What are these companions robots? What can they do in reality? What is their future? Why are they useful for Society? Our presentation will show several case studies including demos of Nadine social robot. A discussion will follow: https://en.wikipedia.org/wiki/Nadine_Social_Robot
ABOUT THE SPEAKER:
Nadia Magnenat Thalmann is the Founder and Director of MIRALab, an interdisciplinary lab in Human Computer Modelling, at the University of Geneva, Switzerland. She also serves as a Director and adjunct Professor at the Institute for Media Innovation in Singapore. Her research domains are Social Robots, Virtual Humans, Mixed Realities and Digital Human Modelling. In Singapore, she has developed the robot Nadine alike of herself that is able to speak, recognize people and gestures, express mood and emotions, and remember actions.
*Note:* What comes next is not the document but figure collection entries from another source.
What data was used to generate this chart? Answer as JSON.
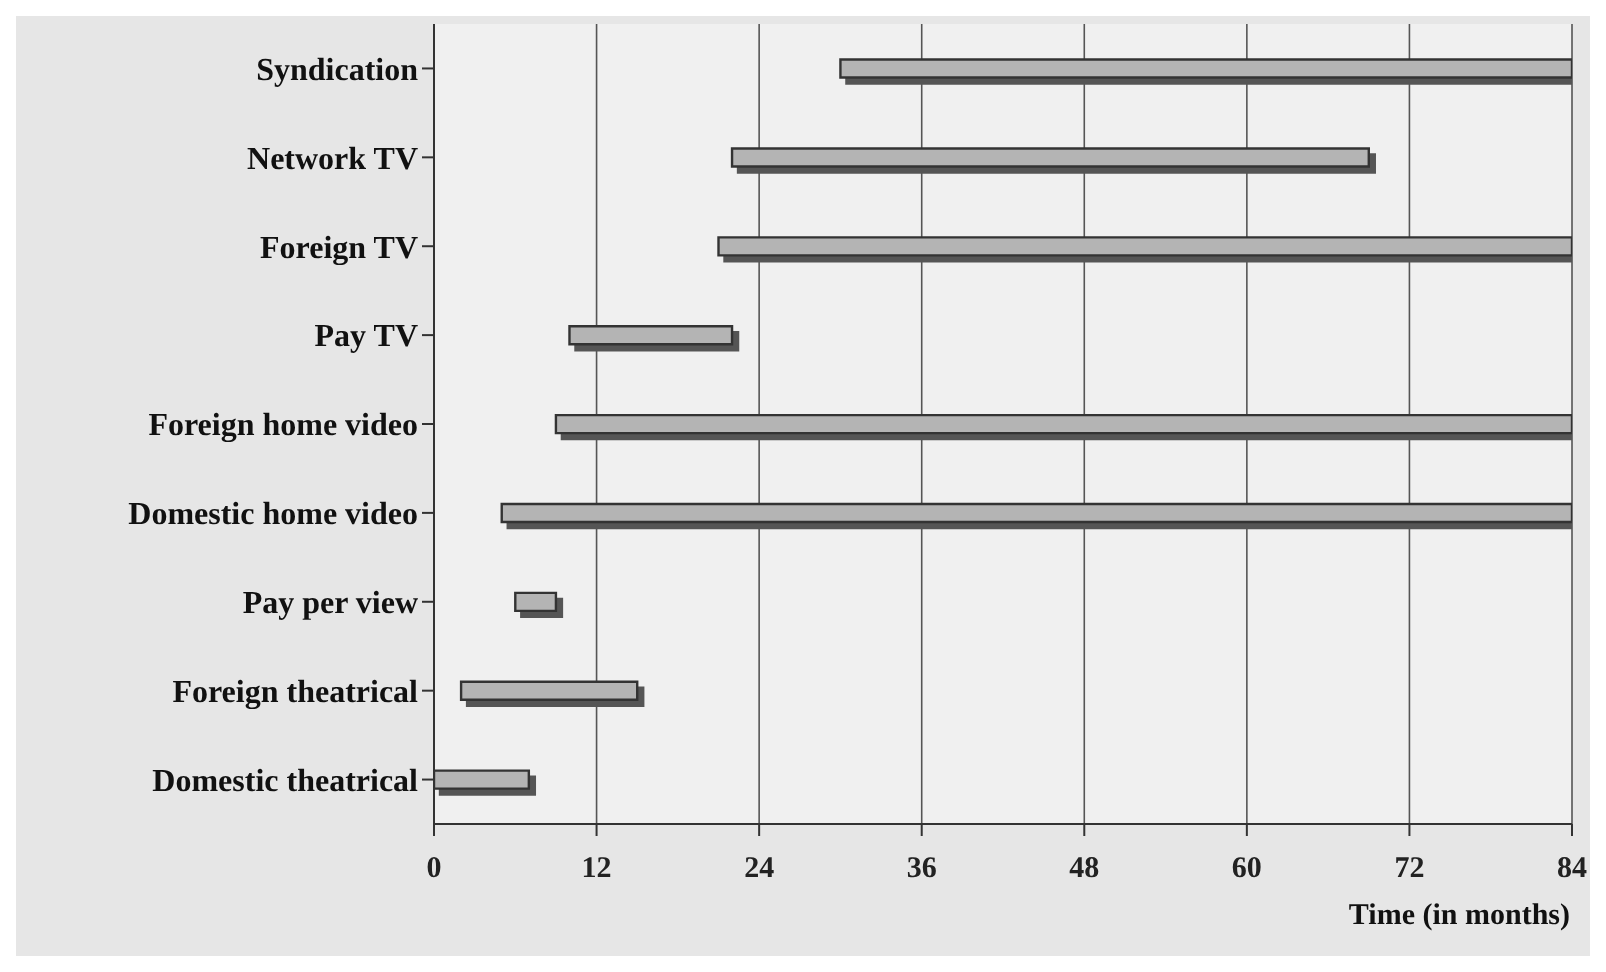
{
  "chart_data": {
    "type": "bar",
    "orientation": "horizontal",
    "xlabel": "Time (in months)",
    "categories": [
      "Syndication",
      "Network TV",
      "Foreign TV",
      "Pay TV",
      "Foreign home video",
      "Domestic home video",
      "Pay per view",
      "Foreign theatrical",
      "Domestic theatrical"
    ],
    "base": [
      30,
      22,
      21,
      10,
      9,
      5,
      6,
      2,
      0
    ],
    "values": [
      54,
      47,
      63,
      12,
      75,
      79,
      3,
      13,
      7
    ],
    "color": "#b4b4b4",
    "xlim": [
      0,
      84
    ],
    "xticks": [
      0,
      12,
      24,
      36,
      48,
      60,
      72,
      84
    ],
    "grid": "x"
  }
}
All over her career, she has received several artistic and scientific Awards, as for example, the 2012 Humboldt Research Award, the Eurographics Career Award, and two Doctor Honoris Causa (from University of Hanover in Germany and from the University of Ottawa in Canada). She is Editor-in-Chief of the Visual Computer Journal published by Springer and is a Member of the Swiss Academy of Engineering Sciences (SATW).
Chief Scientist for Software Engineering
SPEECH TITLE: What Does It Mean to be Human?
ABSTRACT: In The Human Use of Human Beings, Norbert Wiener observed that we are now in “a special period in the history of the world”. Little did he know just how far the field of cybernetics has progressed since his time – and yet how much further we have to go. In this keynote, we will reflect back on the assumptions and expectations of cognitive systems in the age of Wiener and von Neumann, and then we’ll explore the landscape of the present. Along the way, we’ll enumerate the advances as well as the failures of the field, and then project to the future, with some observations as to the trajectory of contemporary research and its implications for the individual, for society, and for civilization.
ABOUT THE SPEAKER:
Grady Booch is Chief Scientist for Software Engineering at IBM Research where he leads IBM’s research and development for embodied cognition. Having originated the term and the practice of object-oriented design, he is best known for his work in advancing the fields of software engineering and software architecture. A co-author of the Unified Modeling Language (UML), a founding member of the Agile Alliance, and a founding member of the Hillside Group, Grady has published six books and several hundred technical articles, including an ongoing column for IEEE Software. Grady was also a trustee for the Computer History Museum. He is an IBM Fellow, an ACM and IEEE Fellow, has been awarded the Lovelace Medal and has given the Turing Lecture for the BCS, and was recently named an IEEE Computer Pioneer. He is currently developing a major trans-media documentary for public broadcast on the intersection of computing and the human experience.